Paginate with Step Functions
AWS Step Functions AWS SDK integration lets you call huge selection of AWS services directly from your Step Functions workflow.
For API calls that can return a large list of items, APIs are returning by default only the first set of results. For example, S3 list objects response returns by default max. 1000 objects. Rest of the results must be requested by providing pagination token on the request.
For data processing, pagination is very useful and mandatory pattern. Dividing a result set to fixed size pages makes it easier to build for example meaningful retry logic for error handling. Also, executing partial result sets in parallel can improve a workflow running time significantly.
In this example I am showing how listing objects(arn:aws:states:::aws-sdk:s3:listObjectsV2
) on S3 bucket and then triggering a processing step with batch of S3 objects would be implemented in Step Functions ASL(Amazon State Language).

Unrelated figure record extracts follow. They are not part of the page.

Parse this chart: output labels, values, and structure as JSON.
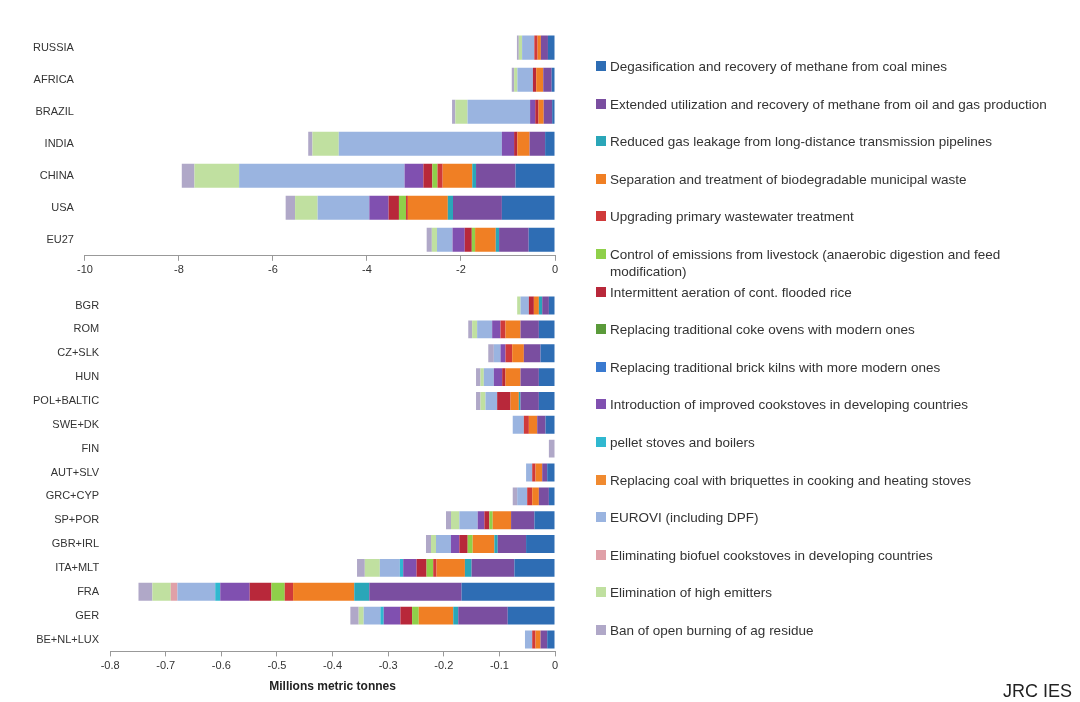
{
  "chart_data": [
    {
      "type": "bar",
      "orientation": "horizontal",
      "stacked": true,
      "legend": "right",
      "categories": [
        "RUSSIA",
        "AFRICA",
        "BRAZIL",
        "INDIA",
        "CHINA",
        "USA",
        "EU27"
      ],
      "xlim": [
        -10,
        0
      ],
      "xticks": [
        -10,
        -8,
        -6,
        -4,
        -2,
        0
      ],
      "series": [
        {
          "name": "Degasification and recovery of methane from coal mines",
          "color": "#2e6db4",
          "values": [
            -0.15,
            -0.07,
            -0.06,
            -0.21,
            -0.84,
            -1.13,
            -0.56
          ]
        },
        {
          "name": "Extended utilization and recovery of methane from oil and gas production",
          "color": "#7a4ea0",
          "values": [
            -0.15,
            -0.18,
            -0.18,
            -0.33,
            -0.84,
            -1.04,
            -0.63
          ]
        },
        {
          "name": "Reduced gas leakage from long-distance transmission pipelines",
          "color": "#2aa6b8",
          "values": [
            0,
            0,
            0,
            0,
            -0.08,
            -0.11,
            -0.07
          ]
        },
        {
          "name": "Separation and treatment of biodegradable municipal waste",
          "color": "#f07f24",
          "values": [
            -0.07,
            -0.15,
            -0.11,
            -0.26,
            -0.63,
            -0.85,
            -0.44
          ]
        },
        {
          "name": "Upgrading primary  wastewater treatment",
          "color": "#d03a3a",
          "values": [
            -0.07,
            0,
            0,
            0,
            -0.11,
            -0.04,
            0
          ]
        },
        {
          "name": "Control of emissions from livestock (anaerobic digestion and feed modification)",
          "color": "#8fd04a",
          "values": [
            0,
            0,
            0,
            0,
            -0.11,
            -0.15,
            -0.07
          ]
        },
        {
          "name": "Intermittent aeration of cont. flooded rice",
          "color": "#b8283a",
          "values": [
            0,
            -0.07,
            -0.07,
            -0.07,
            -0.19,
            -0.22,
            -0.15
          ]
        },
        {
          "name": "Replacing traditional coke ovens with modern ones",
          "color": "#5a9a3a",
          "values": [
            0,
            0,
            0,
            0,
            0,
            0,
            0
          ]
        },
        {
          "name": "Replacing traditional brick kilns with more modern ones",
          "color": "#3a7ad0",
          "values": [
            0,
            0,
            0,
            0,
            0,
            0,
            0
          ]
        },
        {
          "name": "Introduction of improved cookstoves in developing countries",
          "color": "#8050b0",
          "values": [
            0,
            0,
            -0.11,
            -0.26,
            -0.4,
            -0.41,
            -0.26
          ]
        },
        {
          "name": "pellet stoves and boilers",
          "color": "#30b8d0",
          "values": [
            0,
            0,
            0,
            0,
            0,
            0,
            0
          ]
        },
        {
          "name": "Replacing coal with briquettes in cooking and heating stoves",
          "color": "#f08a30",
          "values": [
            0,
            0,
            0,
            0,
            0,
            0,
            0
          ]
        },
        {
          "name": "EUROVI (including DPF)",
          "color": "#9ab4e0",
          "values": [
            -0.26,
            -0.33,
            -1.33,
            -3.47,
            -3.52,
            -1.1,
            -0.33
          ]
        },
        {
          "name": "Eliminating biofuel cookstoves in developing countries",
          "color": "#e0a0a8",
          "values": [
            0,
            0,
            0,
            0,
            0,
            0,
            0
          ]
        },
        {
          "name": "Elimination of high emitters",
          "color": "#c0e0a0",
          "values": [
            -0.07,
            -0.07,
            -0.26,
            -0.56,
            -0.95,
            -0.48,
            -0.11
          ]
        },
        {
          "name": "Ban of open burning of ag residue",
          "color": "#b0a8c8",
          "values": [
            -0.04,
            -0.05,
            -0.07,
            -0.09,
            -0.27,
            -0.2,
            -0.11
          ]
        }
      ]
    },
    {
      "type": "bar",
      "orientation": "horizontal",
      "stacked": true,
      "xlabel": "Millions metric tonnes",
      "annotations": [
        "JRC IES"
      ],
      "categories": [
        "BGR",
        "ROM",
        "CZ+SLK",
        "HUN",
        "POL+BALTIC",
        "SWE+DK",
        "FIN",
        "AUT+SLV",
        "GRC+CYP",
        "SP+POR",
        "GBR+IRL",
        "ITA+MLT",
        "FRA",
        "GER",
        "BE+NL+LUX"
      ],
      "xlim": [
        -0.8,
        0
      ],
      "xticks": [
        -0.8,
        -0.7,
        -0.6,
        -0.5,
        -0.4,
        -0.3,
        -0.2,
        -0.1,
        0
      ],
      "series": [
        {
          "color": "#2e6db4",
          "values": [
            -0.011,
            -0.029,
            -0.026,
            -0.029,
            -0.029,
            -0.017,
            0,
            -0.014,
            -0.011,
            -0.037,
            -0.052,
            -0.073,
            -0.168,
            -0.085,
            -0.014
          ]
        },
        {
          "color": "#7a4ea0",
          "values": [
            -0.012,
            -0.033,
            -0.03,
            -0.033,
            -0.033,
            -0.015,
            0,
            -0.009,
            -0.018,
            -0.042,
            -0.051,
            -0.077,
            -0.166,
            -0.089,
            -0.012
          ]
        },
        {
          "color": "#2aa6b8",
          "values": [
            -0.006,
            0,
            0,
            0,
            -0.003,
            0,
            0,
            0,
            0,
            0,
            -0.006,
            -0.012,
            -0.027,
            -0.009,
            0
          ]
        },
        {
          "color": "#f07f24",
          "values": [
            -0.009,
            -0.027,
            -0.021,
            -0.027,
            -0.015,
            -0.015,
            0,
            -0.012,
            -0.012,
            -0.033,
            -0.039,
            -0.051,
            -0.11,
            -0.062,
            -0.009
          ]
        },
        {
          "color": "#d03a3a",
          "values": [
            0,
            -0.009,
            -0.012,
            0,
            0,
            -0.009,
            0,
            -0.006,
            -0.009,
            0,
            0,
            -0.006,
            -0.015,
            0,
            -0.006
          ]
        },
        {
          "color": "#8fd04a",
          "values": [
            0,
            0,
            0,
            0,
            0,
            0,
            0,
            0,
            0,
            -0.006,
            -0.009,
            -0.012,
            -0.024,
            -0.012,
            0
          ]
        },
        {
          "color": "#b8283a",
          "values": [
            -0.009,
            0,
            0,
            -0.006,
            -0.024,
            0,
            0,
            0,
            0,
            -0.009,
            -0.015,
            -0.018,
            -0.039,
            -0.021,
            0
          ]
        },
        {
          "color": "#5a9a3a",
          "values": [
            0,
            0,
            0,
            0,
            0,
            0,
            0,
            0,
            0,
            0,
            0,
            0,
            0,
            0,
            0
          ]
        },
        {
          "color": "#3a7ad0",
          "values": [
            0,
            0,
            0,
            0,
            0,
            0,
            0,
            0,
            0,
            0,
            0,
            0,
            0,
            0,
            0
          ]
        },
        {
          "color": "#8050b0",
          "values": [
            0,
            -0.015,
            -0.009,
            -0.015,
            0,
            0,
            0,
            0,
            0,
            -0.012,
            -0.015,
            -0.024,
            -0.053,
            -0.03,
            0
          ]
        },
        {
          "color": "#30b8d0",
          "values": [
            0,
            0,
            0,
            0,
            0,
            0,
            0,
            0,
            0,
            0,
            0,
            -0.006,
            -0.009,
            -0.006,
            0
          ]
        },
        {
          "color": "#f08a30",
          "values": [
            0,
            0,
            0,
            0,
            0,
            0,
            0,
            0,
            0,
            0,
            0,
            0,
            0,
            0,
            0
          ]
        },
        {
          "color": "#9ab4e0",
          "values": [
            -0.015,
            -0.027,
            -0.012,
            -0.018,
            -0.021,
            -0.02,
            0,
            -0.011,
            -0.018,
            -0.033,
            -0.027,
            -0.036,
            -0.068,
            -0.03,
            -0.013
          ]
        },
        {
          "color": "#e0a0a8",
          "values": [
            0,
            0,
            0,
            0,
            0,
            0,
            0,
            0,
            0,
            0,
            0,
            0,
            -0.012,
            0,
            0
          ]
        },
        {
          "color": "#c0e0a0",
          "values": [
            -0.006,
            -0.009,
            0,
            -0.006,
            -0.009,
            0,
            0,
            0,
            0,
            -0.015,
            -0.009,
            -0.027,
            -0.033,
            -0.009,
            0
          ]
        },
        {
          "color": "#b0a8c8",
          "values": [
            0,
            -0.007,
            -0.01,
            -0.008,
            -0.008,
            0,
            -0.011,
            0,
            -0.008,
            -0.009,
            -0.009,
            -0.014,
            -0.025,
            -0.015,
            0
          ]
        }
      ]
    }
  ]
}
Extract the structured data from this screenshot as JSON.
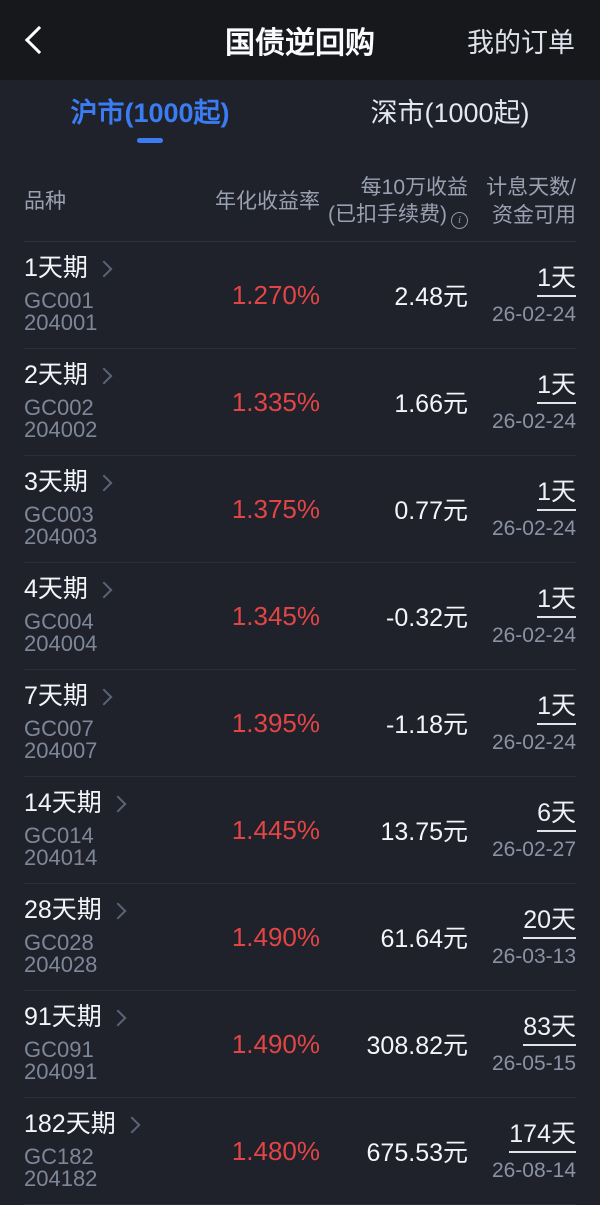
{
  "appbar": {
    "title": "国债逆回购",
    "orders_label": "我的订单"
  },
  "tabs": [
    {
      "label": "沪市(1000起)",
      "active": true
    },
    {
      "label": "深市(1000起)",
      "active": false
    }
  ],
  "table": {
    "headers": {
      "product": "品种",
      "yield": "年化收益率",
      "income_line1": "每10万收益",
      "income_line2": "(已扣手续费)",
      "days_line1": "计息天数/",
      "days_line2": "资金可用"
    },
    "rows": [
      {
        "name": "1天期",
        "code": "GC001 204001",
        "yield": "1.270%",
        "income": "2.48元",
        "days": "1天",
        "date": "26-02-24"
      },
      {
        "name": "2天期",
        "code": "GC002 204002",
        "yield": "1.335%",
        "income": "1.66元",
        "days": "1天",
        "date": "26-02-24"
      },
      {
        "name": "3天期",
        "code": "GC003 204003",
        "yield": "1.375%",
        "income": "0.77元",
        "days": "1天",
        "date": "26-02-24"
      },
      {
        "name": "4天期",
        "code": "GC004 204004",
        "yield": "1.345%",
        "income": "-0.32元",
        "days": "1天",
        "date": "26-02-24"
      },
      {
        "name": "7天期",
        "code": "GC007 204007",
        "yield": "1.395%",
        "income": "-1.18元",
        "days": "1天",
        "date": "26-02-24"
      },
      {
        "name": "14天期",
        "code": "GC014 204014",
        "yield": "1.445%",
        "income": "13.75元",
        "days": "6天",
        "date": "26-02-27"
      },
      {
        "name": "28天期",
        "code": "GC028 204028",
        "yield": "1.490%",
        "income": "61.64元",
        "days": "20天",
        "date": "26-03-13"
      },
      {
        "name": "91天期",
        "code": "GC091 204091",
        "yield": "1.490%",
        "income": "308.82元",
        "days": "83天",
        "date": "26-05-15"
      },
      {
        "name": "182天期",
        "code": "GC182 204182",
        "yield": "1.480%",
        "income": "675.53元",
        "days": "174天",
        "date": "26-08-14"
      }
    ]
  },
  "colors": {
    "accent_blue": "#3b7cf2",
    "yield_red": "#e24545",
    "appbar_bg": "#17181b",
    "body_bg": "#1f212b"
  }
}
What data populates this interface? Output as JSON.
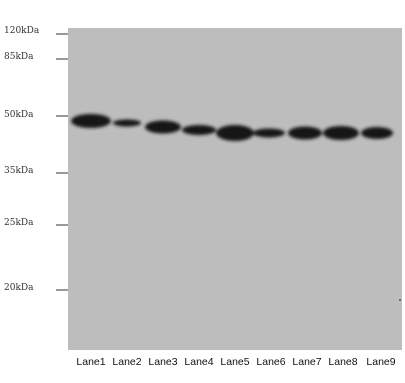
{
  "markers": [
    {
      "label": "120kDa"
    },
    {
      "label": "85kDa"
    },
    {
      "label": "50kDa"
    },
    {
      "label": "35kDa"
    },
    {
      "label": "25kDa"
    },
    {
      "label": "20kDa"
    }
  ],
  "lanes": [
    {
      "label": "Lane1"
    },
    {
      "label": "Lane2"
    },
    {
      "label": "Lane3"
    },
    {
      "label": "Lane4"
    },
    {
      "label": "Lane5"
    },
    {
      "label": "Lane6"
    },
    {
      "label": "Lane7"
    },
    {
      "label": "Lane8"
    },
    {
      "label": "Lane9"
    }
  ],
  "colors": {
    "membrane": "#bdbdbd",
    "band": "#141414"
  }
}
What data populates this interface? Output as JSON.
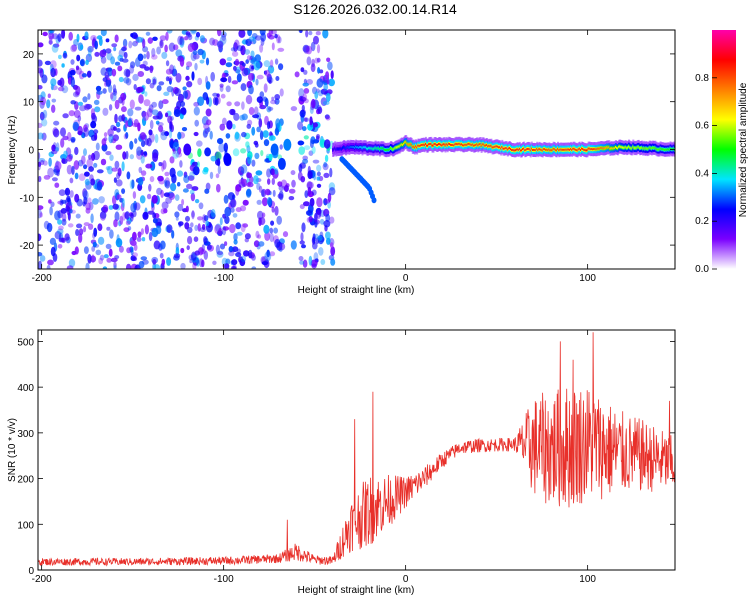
{
  "figure": {
    "title": "S126.2026.032.00.14.R14"
  },
  "chart_data": [
    {
      "type": "heatmap",
      "xlabel": "Height of straight line (km)",
      "ylabel": "Frequency (Hz)",
      "xlim": [
        -202,
        148
      ],
      "ylim": [
        -25,
        25
      ],
      "xticks": [
        -200,
        -100,
        0,
        100
      ],
      "yticks": [
        20,
        10,
        0,
        -10,
        -20
      ],
      "grid": false,
      "colorbar": {
        "label": "Normalized spectral amplitude",
        "range": [
          0.0,
          1.0
        ],
        "ticks": [
          "0.0",
          "0.2",
          "0.4",
          "0.6",
          "0.8"
        ],
        "tick_values": [
          0.0,
          0.2,
          0.4,
          0.6,
          0.8
        ],
        "colors": [
          "#ffffff",
          "#7a00ff",
          "#0000ff",
          "#00e5ff",
          "#00ff00",
          "#ffff00",
          "#ff7f00",
          "#ff0000",
          "#ff00aa"
        ]
      },
      "noise_region": {
        "x": [
          -202,
          -40
        ],
        "amplitude": [
          0.1,
          0.35
        ]
      },
      "carrier_ridge": {
        "x": [
          -40,
          -30,
          -20,
          -10,
          -5,
          0,
          5,
          10,
          20,
          40,
          60,
          80,
          100,
          120,
          148
        ],
        "frequency": [
          0.0,
          0.5,
          0.3,
          0.0,
          0.3,
          1.5,
          0.5,
          1.0,
          1.0,
          1.0,
          0.0,
          0.0,
          0.0,
          0.5,
          0.0
        ],
        "amplitude": [
          0.2,
          0.3,
          0.4,
          0.5,
          0.6,
          0.7,
          0.8,
          0.85,
          0.85,
          0.8,
          0.85,
          0.8,
          0.85,
          0.6,
          0.5
        ]
      },
      "secondary_tone": {
        "x": [
          -35,
          -30,
          -25,
          -20,
          -17
        ],
        "frequency": [
          -2,
          -4,
          -6,
          -8,
          -11
        ],
        "amplitude": 0.3
      }
    },
    {
      "type": "line",
      "xlabel": "Height of straight line (km)",
      "ylabel": "SNR (10 * v/v)",
      "xlim": [
        -202,
        148
      ],
      "ylim": [
        0,
        525
      ],
      "xticks": [
        -200,
        -100,
        0,
        100
      ],
      "yticks": [
        0,
        100,
        200,
        300,
        400,
        500
      ],
      "grid": false,
      "color": "#e8302a",
      "envelope": {
        "x": [
          -202,
          -150,
          -100,
          -70,
          -60,
          -50,
          -40,
          -30,
          -20,
          -10,
          0,
          10,
          20,
          30,
          40,
          50,
          60,
          65,
          70,
          80,
          90,
          100,
          110,
          120,
          130,
          140,
          148
        ],
        "mean": [
          18,
          18,
          20,
          25,
          40,
          22,
          20,
          100,
          130,
          150,
          170,
          200,
          240,
          268,
          272,
          274,
          275,
          275,
          270,
          265,
          270,
          280,
          265,
          255,
          250,
          240,
          230
        ],
        "spread": [
          8,
          8,
          9,
          10,
          20,
          10,
          10,
          60,
          80,
          60,
          35,
          25,
          18,
          15,
          15,
          15,
          15,
          60,
          110,
          130,
          140,
          130,
          110,
          90,
          80,
          70,
          60
        ]
      },
      "spikes": [
        {
          "x": -65,
          "y": 110
        },
        {
          "x": -18,
          "y": 390
        },
        {
          "x": -28,
          "y": 330
        },
        {
          "x": 85,
          "y": 500
        },
        {
          "x": 103,
          "y": 520
        },
        {
          "x": 92,
          "y": 460
        },
        {
          "x": 145,
          "y": 370
        }
      ]
    }
  ]
}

Note: some AWS APIs use NextToken
to paginate the results. Workflow with pagination is still same as I am covering next with ContinuationToken
.
How to implement pagination with ASL.
This example shows very simple flow of listing objects on S3 buckets and then triggering the processing step.
Below is the ASL definition. BatchSize
parameter controls how many S3 objects are included in each processing batch. We keep requesting new batches as long as the response is including IsTruncated: true
. Size of last object batch is below BatchSize
with IsTruncated: false
so we can finish processing.
{
"Comment": "List S3 objects.",
"StartAt": "list_s3",
"States": {
"list_s3": {
"Comment": "Get first batch of objects.",
"Type": "Task",
"Resource": "arn:aws:states:::aws-sdk:s3:listObjectsV2",
"ResultPath": "$.s3_objects",
"Parameters": {
"Bucket": "${BucketName}",
"MaxKeys": ${BatchSize}
},
"Next": "process_s3_objects"
},
"process_s3_objects": {
"Comment": "Processing logic. Now we just wait.",
"Type": "Wait",
"Seconds": 2,
"Next": "check_if_all_listed"
},
"check_if_all_listed": {
"Type": "Choice",
"Choices": [
{
"Variable": "$.s3_objects.IsTruncated",
"BooleanEquals": false,
"Next": "success_state"
}
],
"Default": "list_s3_with_continuation_token"
},
"list_s3_with_continuation_token": {
"Comment": "Get next batch of objects. Provide ContinuationToken in the request.",
"Type": "Task",
"Resource": "arn:aws:states:::aws-sdk:s3:listObjectsV2",
"ResultPath": "$.s3_objects",
"Parameters": {
"Bucket": "${BucketName}",
"MaxKeys": ${BatchSize},
"ContinuationToken.$": "$.s3_objects.NextContinuationToken"
},
"Next": "process_s3_objects"
},
"success_state": {
"Type": "Succeed"
}
}
}
Wrapping up
AWS Step Functions is a perfect fit for coordinating workflows and orchestrating AWS services. I strongly recommend building library of good templates for getting a running start for adapting it to your use cases.